Zuschussprogramm 430 Energieeffizient Sanieren

Einen Überblick zu den Neuerungen der KfW-Förderung bieten außerdem die Whitepapers:

–  „KfW Einzelmaßnahmen“

„KfW-Förderung Effizienzhaus“

Energetische Gebäudesanierung: Die passende Förderung finden

Die Investition in die Energieeffizienz beim Gebäude lohnt sich ab 2020 mehr denn je. Eine Mineralwolldämmung, egal ob an Dächern, Wänden oder Geschossdecken, erfüllt dabei alle technischen Mindestanforderungen für die steuerlich oder über die KfW geförderten Sanierungsmaßnahmen.

Aufgepasst: Immobilienbesitzer müssen sich für einen Förderweg entscheiden, denn kombinieren lassen sich die beiden Förderwege zur energetischen Sanierung nicht. Das heißt, nur wer zum Beispiel noch keine KfW-Förderung für dieselbe Maßnahme erhalten hat, kann überhaupt einen Steuerabzug für Sanierungen geltend machen.

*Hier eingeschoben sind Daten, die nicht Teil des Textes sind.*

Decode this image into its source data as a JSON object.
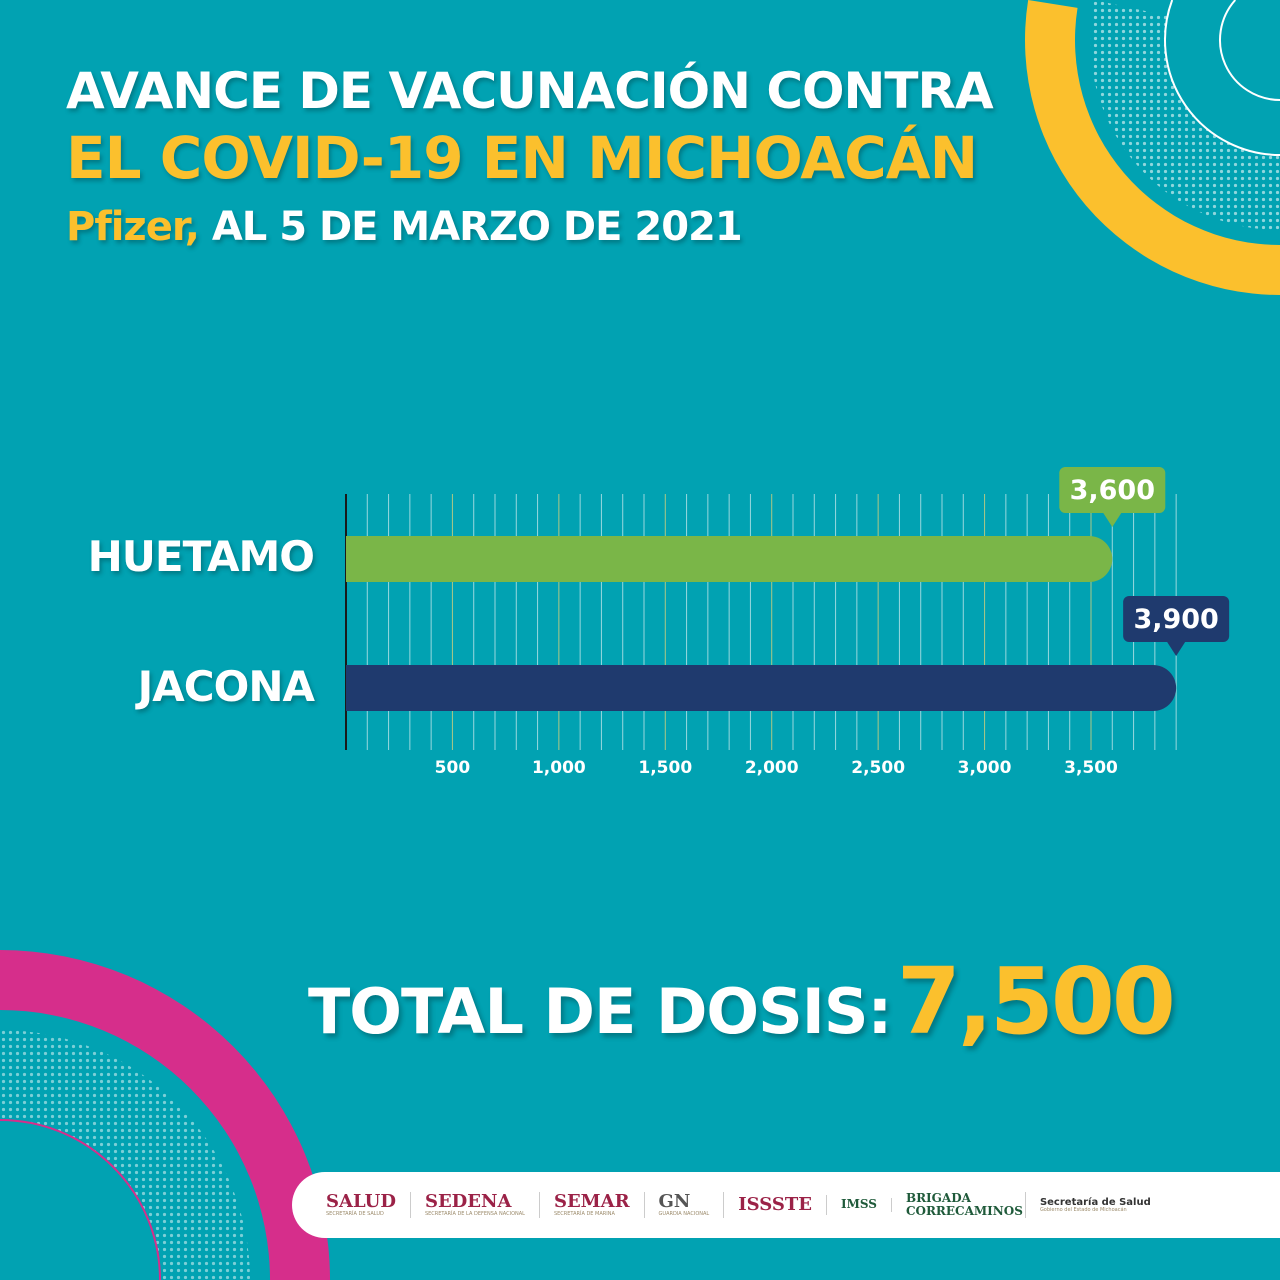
{
  "header": {
    "line1": "AVANCE DE VACUNACIÓN CONTRA",
    "line2": "EL COVID-19 EN MICHOACÁN",
    "line3_highlight": "Pfizer,",
    "line3_rest": "AL 5 DE MARZO DE 2021"
  },
  "colors": {
    "background": "#01a2b2",
    "yellow": "#fbc02d",
    "green": "#7ab648",
    "navy": "#1f3a6e",
    "magenta": "#d62e8b"
  },
  "chart_data": {
    "type": "bar",
    "orientation": "horizontal",
    "categories": [
      "HUETAMO",
      "JACONA"
    ],
    "values": [
      3600,
      3900
    ],
    "data_labels": [
      "3,600",
      "3,900"
    ],
    "bar_colors": [
      "#7ab648",
      "#1f3a6e"
    ],
    "xlim": [
      0,
      3900
    ],
    "xticks": [
      500,
      1000,
      1500,
      2000,
      2500,
      3000,
      3500
    ],
    "xtick_labels": [
      "500",
      "1,000",
      "1,500",
      "2,000",
      "2,500",
      "3,000",
      "3,500"
    ],
    "grid": true
  },
  "total": {
    "label": "TOTAL DE DOSIS:",
    "value": "7,500"
  },
  "footer": {
    "logos": [
      {
        "name": "SALUD",
        "sub": "SECRETARÍA DE SALUD"
      },
      {
        "name": "SEDENA",
        "sub": "SECRETARÍA DE LA DEFENSA NACIONAL"
      },
      {
        "name": "SEMAR",
        "sub": "SECRETARÍA DE MARINA"
      },
      {
        "name": "GN",
        "sub": "GUARDIA NACIONAL"
      },
      {
        "name": "ISSSTE",
        "sub": ""
      },
      {
        "name": "IMSS",
        "sub": ""
      },
      {
        "name": "BRIGADA CORRECAMINOS",
        "sub": ""
      },
      {
        "name": "Secretaría de Salud",
        "sub": "Gobierno del Estado de Michoacán"
      }
    ]
  }
}
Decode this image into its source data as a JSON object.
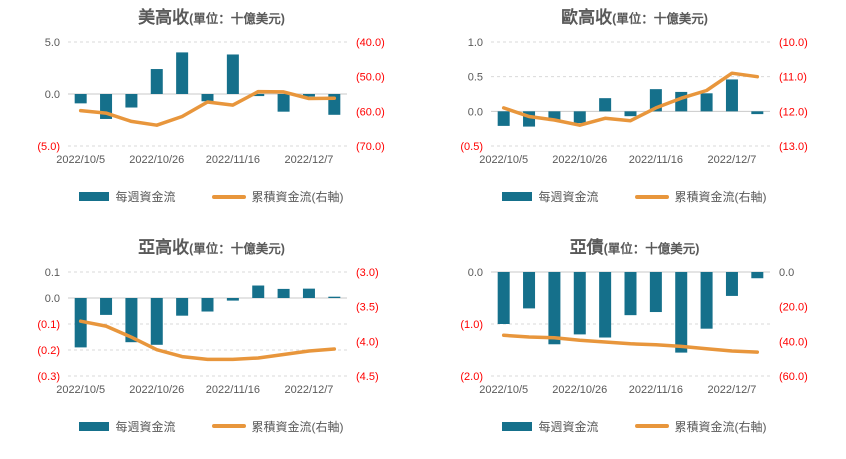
{
  "colors": {
    "bar": "#15708B",
    "line": "#E8963C",
    "grid_dashed": "#D9D9D9",
    "zero_line": "#C9C9C9",
    "axis_text": "#595959",
    "negative_text": "#FF0000",
    "title_text": "#595959",
    "legend_text": "#595959",
    "background": "#FFFFFF"
  },
  "legend": {
    "bar_label": "每週資金流",
    "line_label": "累積資金流(右軸)"
  },
  "chart_data": [
    {
      "type": "bar+line",
      "title": "美高收",
      "unit_label": "(單位：十億美元)",
      "n_points": 11,
      "x_tick_labels": [
        "2022/10/5",
        "2022/10/26",
        "2022/11/16",
        "2022/12/7"
      ],
      "x_tick_positions": [
        0,
        3,
        6,
        9
      ],
      "grid": "horizontal-dashed",
      "legend_position": "bottom",
      "left_axis": {
        "range": [
          -5,
          5
        ],
        "ticks": [
          {
            "label": "5.0",
            "value": 5
          },
          {
            "label": "0.0",
            "value": 0
          },
          {
            "label": "(5.0)",
            "value": -5
          }
        ]
      },
      "right_axis": {
        "range": [
          -70,
          -40
        ],
        "ticks": [
          {
            "label": "(40.0)",
            "value": -40
          },
          {
            "label": "(50.0)",
            "value": -50
          },
          {
            "label": "(60.0)",
            "value": -60
          },
          {
            "label": "(70.0)",
            "value": -70
          }
        ]
      },
      "series": [
        {
          "name": "每週資金流",
          "kind": "bar",
          "axis": "left",
          "values": [
            -0.9,
            -2.4,
            -1.3,
            2.4,
            4.0,
            -0.7,
            3.8,
            -0.2,
            -1.7,
            -0.25,
            -2.0
          ]
        },
        {
          "name": "累積資金流(右軸)",
          "kind": "line",
          "axis": "right",
          "values": [
            -59.8,
            -60.5,
            -62.9,
            -64.0,
            -61.5,
            -57.3,
            -58.2,
            -54.3,
            -54.4,
            -56.3,
            -56.2
          ]
        }
      ]
    },
    {
      "type": "bar+line",
      "title": "歐高收",
      "unit_label": "(單位：十億美元)",
      "n_points": 11,
      "x_tick_labels": [
        "2022/10/5",
        "2022/10/26",
        "2022/11/16",
        "2022/12/7"
      ],
      "x_tick_positions": [
        0,
        3,
        6,
        9
      ],
      "grid": "horizontal-dashed",
      "legend_position": "bottom",
      "left_axis": {
        "range": [
          -0.5,
          1.0
        ],
        "ticks": [
          {
            "label": "1.0",
            "value": 1.0
          },
          {
            "label": "0.5",
            "value": 0.5
          },
          {
            "label": "0.0",
            "value": 0
          },
          {
            "label": "(0.5)",
            "value": -0.5
          }
        ]
      },
      "right_axis": {
        "range": [
          -13,
          -10
        ],
        "ticks": [
          {
            "label": "(10.0)",
            "value": -10
          },
          {
            "label": "(11.0)",
            "value": -11
          },
          {
            "label": "(12.0)",
            "value": -12
          },
          {
            "label": "(13.0)",
            "value": -13
          }
        ]
      },
      "series": [
        {
          "name": "每週資金流",
          "kind": "bar",
          "axis": "left",
          "values": [
            -0.21,
            -0.22,
            -0.14,
            -0.17,
            0.19,
            -0.07,
            0.32,
            0.28,
            0.26,
            0.46,
            -0.04
          ]
        },
        {
          "name": "累積資金流(右軸)",
          "kind": "line",
          "axis": "right",
          "values": [
            -11.9,
            -12.15,
            -12.25,
            -12.4,
            -12.2,
            -12.27,
            -11.9,
            -11.62,
            -11.4,
            -10.9,
            -11.0
          ]
        }
      ]
    },
    {
      "type": "bar+line",
      "title": "亞高收",
      "unit_label": "(單位：十億美元)",
      "n_points": 11,
      "x_tick_labels": [
        "2022/10/5",
        "2022/10/26",
        "2022/11/16",
        "2022/12/7"
      ],
      "x_tick_positions": [
        0,
        3,
        6,
        9
      ],
      "grid": "horizontal-dashed",
      "legend_position": "bottom",
      "left_axis": {
        "range": [
          -0.3,
          0.1
        ],
        "ticks": [
          {
            "label": "0.1",
            "value": 0.1
          },
          {
            "label": "0.0",
            "value": 0
          },
          {
            "label": "(0.1)",
            "value": -0.1
          },
          {
            "label": "(0.2)",
            "value": -0.2
          },
          {
            "label": "(0.3)",
            "value": -0.3
          }
        ]
      },
      "right_axis": {
        "range": [
          -4.5,
          -3.0
        ],
        "ticks": [
          {
            "label": "(3.0)",
            "value": -3.0
          },
          {
            "label": "(3.5)",
            "value": -3.5
          },
          {
            "label": "(4.0)",
            "value": -4.0
          },
          {
            "label": "(4.5)",
            "value": -4.5
          }
        ]
      },
      "series": [
        {
          "name": "每週資金流",
          "kind": "bar",
          "axis": "left",
          "values": [
            -0.19,
            -0.065,
            -0.17,
            -0.18,
            -0.068,
            -0.052,
            -0.01,
            0.048,
            0.035,
            0.036,
            0.005
          ]
        },
        {
          "name": "累積資金流(右軸)",
          "kind": "line",
          "axis": "right",
          "values": [
            -3.71,
            -3.78,
            -3.94,
            -4.12,
            -4.22,
            -4.26,
            -4.26,
            -4.24,
            -4.19,
            -4.14,
            -4.11
          ]
        }
      ]
    },
    {
      "type": "bar+line",
      "title": "亞債",
      "unit_label": "(單位：十億美元)",
      "n_points": 11,
      "x_tick_labels": [
        "2022/10/5",
        "2022/10/26",
        "2022/11/16",
        "2022/12/7"
      ],
      "x_tick_positions": [
        0,
        3,
        6,
        9
      ],
      "grid": "horizontal-dashed",
      "legend_position": "bottom",
      "left_axis": {
        "range": [
          -2.0,
          0.0
        ],
        "ticks": [
          {
            "label": "0.0",
            "value": 0
          },
          {
            "label": "(1.0)",
            "value": -1.0
          },
          {
            "label": "(2.0)",
            "value": -2.0
          }
        ]
      },
      "right_axis": {
        "range": [
          -60,
          0
        ],
        "ticks": [
          {
            "label": "0.0",
            "value": 0
          },
          {
            "label": "(20.0)",
            "value": -20
          },
          {
            "label": "(40.0)",
            "value": -40
          },
          {
            "label": "(60.0)",
            "value": -60
          }
        ]
      },
      "series": [
        {
          "name": "每週資金流",
          "kind": "bar",
          "axis": "left",
          "values": [
            -1.0,
            -0.7,
            -1.39,
            -1.2,
            -1.26,
            -0.83,
            -0.77,
            -1.55,
            -1.09,
            -0.46,
            -0.12
          ]
        },
        {
          "name": "累積資金流(右軸)",
          "kind": "line",
          "axis": "right",
          "values": [
            -36.5,
            -37.5,
            -37.9,
            -39.4,
            -40.4,
            -41.4,
            -42.0,
            -42.9,
            -44.3,
            -45.6,
            -46.2
          ]
        }
      ]
    }
  ]
}
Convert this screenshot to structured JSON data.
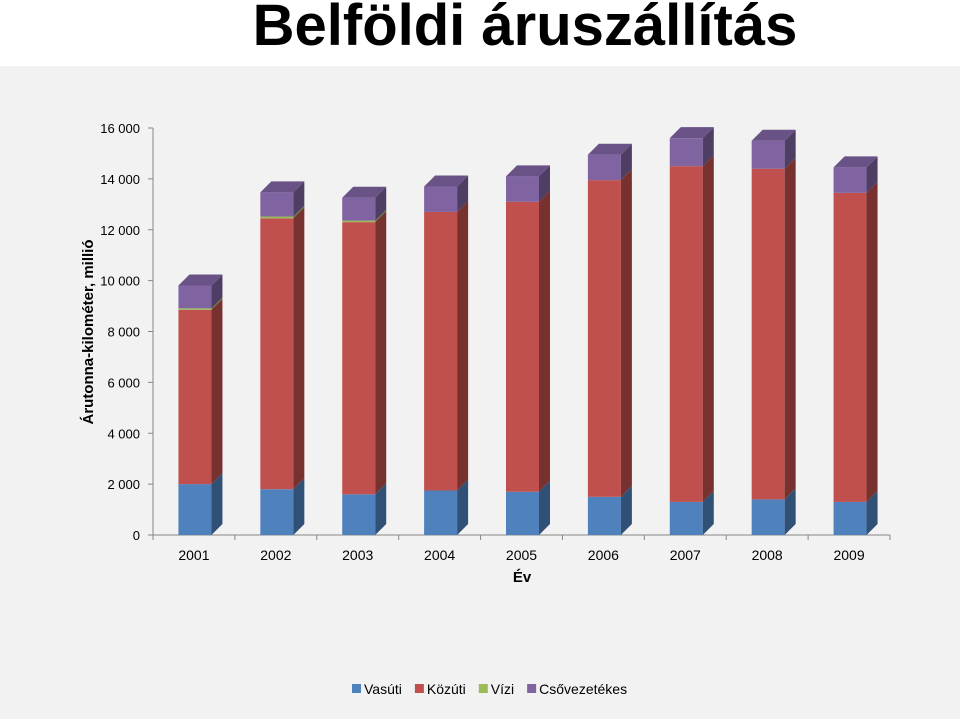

Wichtig: Möchten Sie ein Förderprogramm der KfW in Anspruch nehmen, ist die Einbeziehung eines Energieberaters obligatorisch. Im Rahmen der steuerlichen Förderung kann der Hausbesitzer zwar selbst entscheiden, ob er einen Experten einschaltet. Zu empfehlen ist dies aber allemal.

Ein Energieberater vor Ort kann die optimalen Maßnahmen und die damit verbundenen Kosten kompetent und genau einschätzen. Mit dieser Kostenaufstellung können sich Immobilienbesitzer an die Steuerberater und an die KfW-Beratungsstellen wenden, um die jeweils beste Fördermöglichkeit ausrechnen zu lassen.

Übrigens ist auch die Energieberatung förderfähig!